Il sogno? Più spazio, aria pulita, verde, una casa con giardino, una vita più lenta.
Rachel, intervistata da The Guardian, si è trasferita da Manchester al Galles, con marito e figli. Diceva di avere “occhiali dipinti di rosa”, e immaginava una vita tra colline, natura e pace.
All’inizio è stato così. Poi, il silenzio è diventato isolamento. La mancanza di stimoli, di cultura, di interazione umana è diventata insostenibile.
Il ritorno alla città: quando il sogno si scontra con la realtà
Non sono pochi quelli che, oggi, raccontano di essersi pentiti o di essere tornati indietro.
Daniel, fotografo freelance, aveva lasciato Londra per trasferirsi nel Peak District.
Voleva luce naturale, paesaggi, tranquillità. Ma dopo due anni ha capito che l’assenza di relazioni quotidiane, di clienti, di eventi e luoghi sociali era un prezzo troppo alto.
Samira, partita da Bristol verso la Cornovaglia, racconta di non essere riuscita a integrarsi davvero nella comunità locale.
Per lei, la distanza da famiglia e amici, unita alla difficoltà nel trovare lavoro stabile, ha reso il trasferimento un’esperienza difficile.
Molti di questi racconti parlano della stessa sensazione: un’illusione iniziale seguita da una disillusione pratica.
Chi veniva da una città vibrante, con mille connessioni e possibilità, si è trovato improvvisamente in un contesto più lento, ma anche più isolato e, spesso, più difficile da decifrare per chi arriva da fuori.
Italiani a Londra: tentazioni simili, risposte diverse
Anche tra gli expat italiani a Londra, durante il lockdown si è aperto un dibattito simile.
Con lo smart working e le restrizioni, molti hanno valutato la possibilità di trasferirsi fuori città, magari acquistando una casa più economica in periferia o nel sud dell’Inghilterra.
Alcuni lo hanno fatto davvero.

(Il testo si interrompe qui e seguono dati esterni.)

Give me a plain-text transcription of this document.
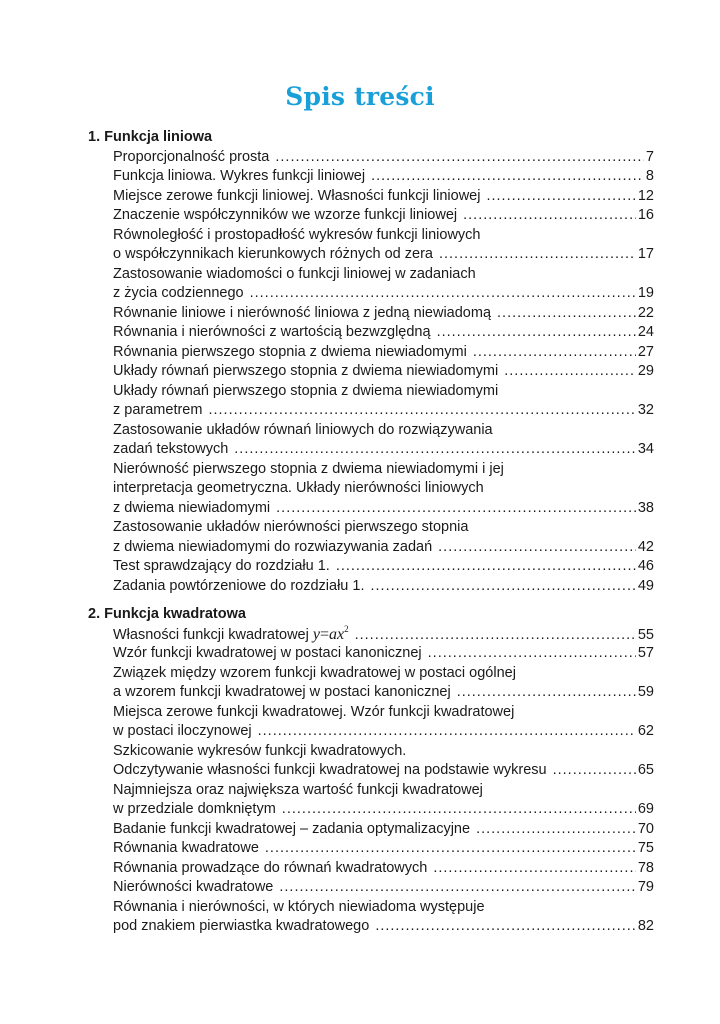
Spis treści
1. Funkcja liniowa
Proporcjonalność prosta .....	7
Funkcja liniowa. Wykres funkcji liniowej .....	8
Miejsce zerowe funkcji liniowej. Własności funkcji liniowej .....	12
Znaczenie współczynników we wzorze funkcji liniowej .....	16
Równoległość i prostopadłość wykresów funkcji liniowych
o współczynnikach kierunkowych różnych od zera .....	17
Zastosowanie wiadomości o funkcji liniowej w zadaniach
z życia codziennego .....	19
Równanie liniowe i nierówność liniowa z jedną niewiadomą .....	22
Równania i nierówności z wartością bezwzględną .....	24
Równania pierwszego stopnia z dwiema niewiadomymi .....	27
Układy równań pierwszego stopnia z dwiema niewiadomymi .....	29
Układy równań pierwszego stopnia z dwiema niewiadomymi
z parametrem .....	32
Zastosowanie układów równań liniowych do rozwiązywania
zadań tekstowych .....	34
Nierówność pierwszego stopnia z dwiema niewiadomymi i jej
interpretacja geometryczna. Układy nierówności liniowych
z dwiema niewiadomymi .....	38
Zastosowanie układów nierówności pierwszego stopnia
z dwiema niewiadomymi do rozwiazywania zadań .....	42
Test sprawdzający do rozdziału 1. .....	46
Zadania powtórzeniowe do rozdziału 1. .....	49
2. Funkcja kwadratowa
Własności funkcji kwadratowej $y=ax^2$ .....	55
Wzór funkcji kwadratowej w postaci kanonicznej .....	57
Związek między wzorem funkcji kwadratowej w postaci ogólnej
a wzorem funkcji kwadratowej w postaci kanonicznej .....	59
Miejsca zerowe funkcji kwadratowej. Wzór funkcji kwadratowej
w postaci iloczynowej .....	62
Szkicowanie wykresów funkcji kwadratowych.
Odczytywanie własności funkcji kwadratowej na podstawie wykresu .....	65
Najmniejsza oraz największa wartość funkcji kwadratowej
w przedziale domkniętym .....	69
Badanie funkcji kwadratowej – zadania optymalizacyjne .....	70
Równania kwadratowe .....	75
Równania prowadzące do równań kwadratowych .....	78
Nierówności kwadratowe .....	79
Równania i nierówności, w których niewiadoma występuje
pod znakiem pierwiastka kwadratowego .....	82
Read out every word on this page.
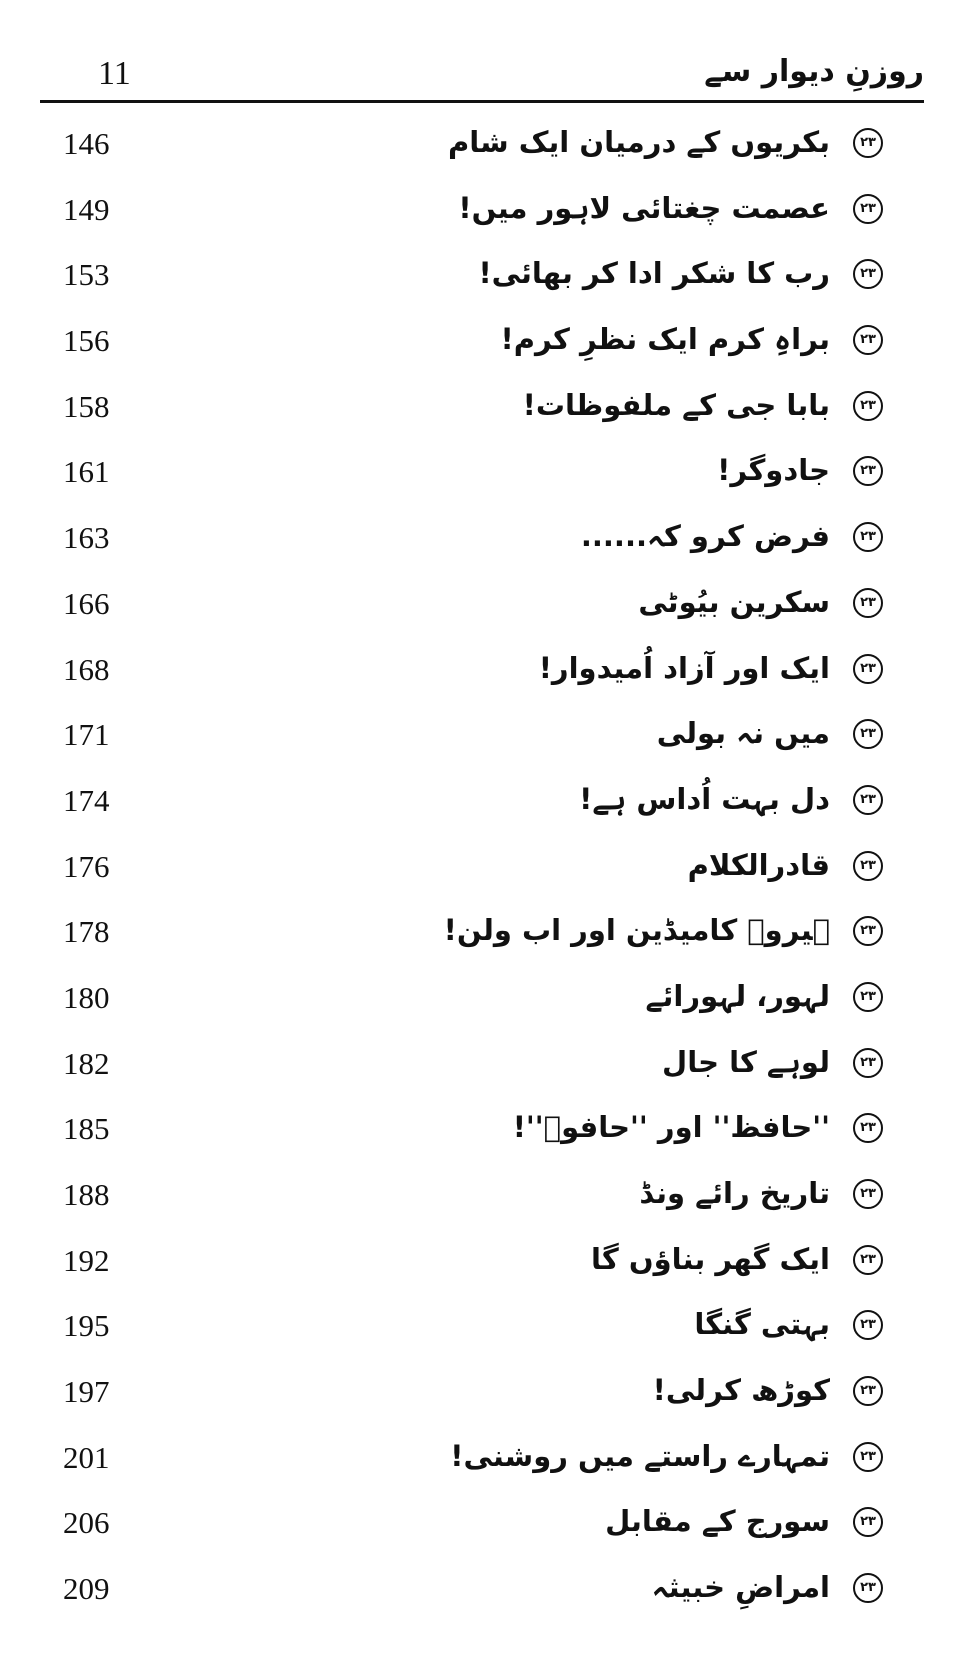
11	روزنِ دیوار سے
146	بکریوں کے درمیان ایک شام	۲۳
149	عصمت چغتائی لاہور میں!	۲۳
153	رب کا شکر ادا کر بھائی!	۲۳
156	براہِ کرم ایک نظرِ کرم!	۲۳
158	بابا جی کے ملفوظات!	۲۳
161	جادوگر!	۲۳
163	فرض کرو کہ......	۲۳
166	سکرین بیُوٹی	۲۳
168	ایک اور آزاد اُمیدوار!	۲۳
171	میں نہ بولی	۲۳
174	دل بہت اُداس ہے!	۲۳
176	قادرالکلام	۲۳
178	ہیروؔ کامیڈین اور اب ولن!	۲۳
180	لہور، لہورائے	۲۳
182	لوہے کا جال	۲۳
185	''حافظ'' اور ''حافوؔ''!	۲۳
188	تاریخ رائے ونڈ	۲۳
192	ایک گھر بناؤں گا	۲۳
195	بہتی گنگا	۲۳
197	کوڑھ کرلی!	۲۳
201	تمہارے راستے میں روشنی!	۲۳
206	سورج کے مقابل	۲۳
209	امراضِ خبیثہ	۲۳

Hanno scelto la costa del Kent, le campagne dell’Essex o piccoli centri vicino a Brighton.
All’inizio è sembrato un sogno: affitti più bassi, passeggiate nei boschi, case più grandi.
Ma poi sono arrivati i problemi: trasporti irregolari, connessioni lente, assenza di comunità, servizi ridotti.
Per chi vive da straniero in Inghilterra, questi elementi possono pesare ancora di più.
Lontani dal supporto sociale della città, senza i ristoranti italiani, le scuole bilingui, i legami con altri connazionali, l’esperienza dell’expat rischia di diventare più fragile e solitaria.
Chi invece è rimasto a Londra, magari riorganizzando gli spazi o cambiando quartiere, racconta di aver ritrovato nel tempo una nuova normalità urbana.
La città si è riaperta, la vita è tornata, e con essa anche il bisogno di relazioni, cultura, servizi e movimento.
Cosa ci insegna questa esperienza
Le storie raccolte da The Guardian sono, in fondo, lo specchio di un fenomeno molto umano: il desiderio di cambiare, di fuggire da una condizione di stress, e la scoperta che nessun luogo è perfetto.
L’ideale della casa nel verde, del ritiro nella natura, può essere un’esperienza positiva solo se accompagnata da reali possibilità di connessione, lavorativa e sociale.
Altrimenti, si trasforma rapidamente in isolamento emotivo, disconnessione culturale e frustrazione quotidiana.
L’errore più comune, dicono molti intervistati, è stato romanticizzare il cambiamento, guardando solo agli aspetti positivi della vita rurale senza considerarne le difficoltà pratiche.
È una lezione preziosa anche per chi vive a Londra e guarda, ogni tanto, le campagne del Surrey o le scogliere del Devon con un certo desiderio.
Forse il vero equilibrio sta non nel fuggire, ma nel riposizionare le proprie priorità, nella città o fuori da essa.